Il existe un livre curieux, assez rare, je crois[2], qu’on pourrait intituler : Mémoires de Magdeleine Bavent. Lorsque cette religieuse fut emprisonnée à Rouen, le R. P. Desmarets, de l’Oratoire, lui conseilla d’écrire le récit de sa vie. Le manuscrit confié au père Desmarets, probablement revu et recopié par lui, fut imprimé en 1652. Cette étrange confession d’une folle, Michelet l’a prise au sérieux. C’est avec les hallucinations, les visions de cette hystérique que l’historien a essayé de retracer les épisodes de la possession de Louviers. Comment un écrivain d’un tel génie s’est-il laissé abuser à ce point ? Comment n’a-t-il pas vu à chaque ligne de l’autobiographie de Magdeleine percer la fourberie maladive ou le délire fantasque de l’hystérie ? Faut-il croire que le vieux prêtre David, le prédécesseur de Picard, faisait mettre bas tous habits aux religieuses, pour leur donner la communion dans l’état de pureté d’Eve avant le péché ? Faut-il admettre que David ait légué par testament son corps à Béelzébub ? Faut-il être assuré que Picard et Boullé allaient au sabbat en compagnie de Magdeleine ? Il est possible à la rigueur qu’il y ait dans la confession de Magdeleine quelques vérités éparses, mais la malheureuse est tellement folle qu’on ne pourra jamais distinguer dans ce fatras ce qui est faux et ce qui est véritable. Autant ce livre est intéressant au point de vue psychologique, autant au point de vue historique il a peu de valeur.
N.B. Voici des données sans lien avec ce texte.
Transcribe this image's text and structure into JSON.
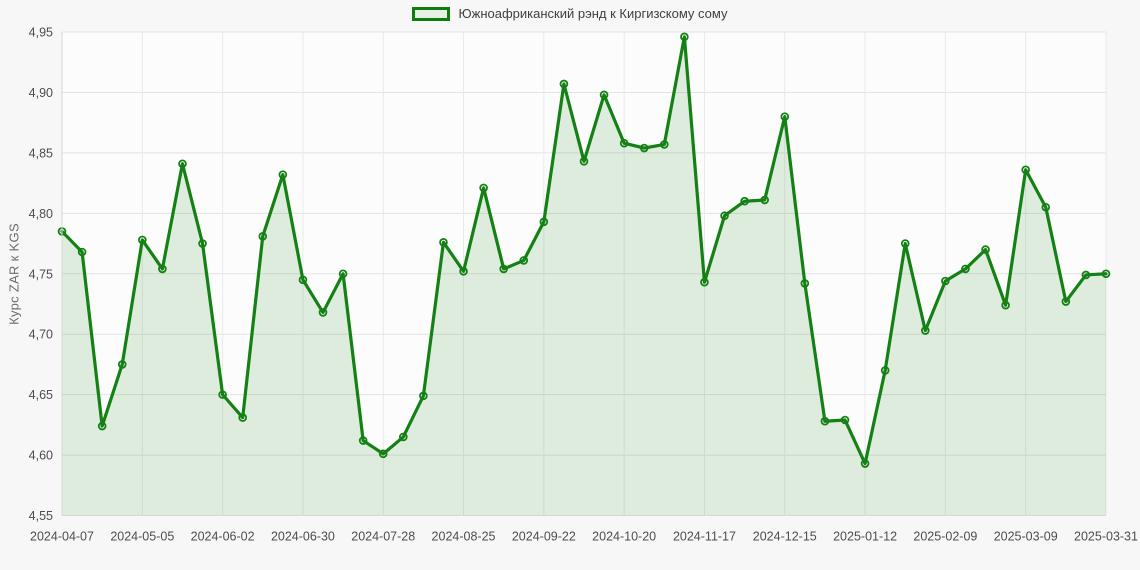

Si on faisait quelque fond sur lui, on serait aussi crédule que Messieurs de l’Officialité d’Evreux et du Parlement de

  1. Récit véritable de ce qui s’est fait et passé à Louviers, touchant les religieuses possédées. Extrait d’une lettre écrite de Louviers à un évêque. Paris, Beauplet, 1643.
  2. Histoire de Magdeleine Bavent, religieuse du monastère de Saint-Louis de Louviers, avec sa confession générale et testamentaire, où elle déclare les abominations, impiétés et sacrilèges qu’elle a pratiqués, et vu pratiquer, tant dans ledit monastère qu’au sabbat, et les personnes qu’elle y a remarquées. Ensemble l’arrest donné, contre Mathurin Picard, Thomas Boullé et ladite Bavent, tous convaincus du crime de magie. Dédié à Mme la duchesse d’Orléans, à Paris, chez Jacques Legentil (1652). Ce livre, ainsi que toutes les plaquettes et tous les mémoires où il est question des possédées de Louviers, a été réimprimé à Rouen (1879), avec son titre et le titre suivant : Recueil de pièces sur les possessions des religieuses de Louviers (impr. Léon Deshays).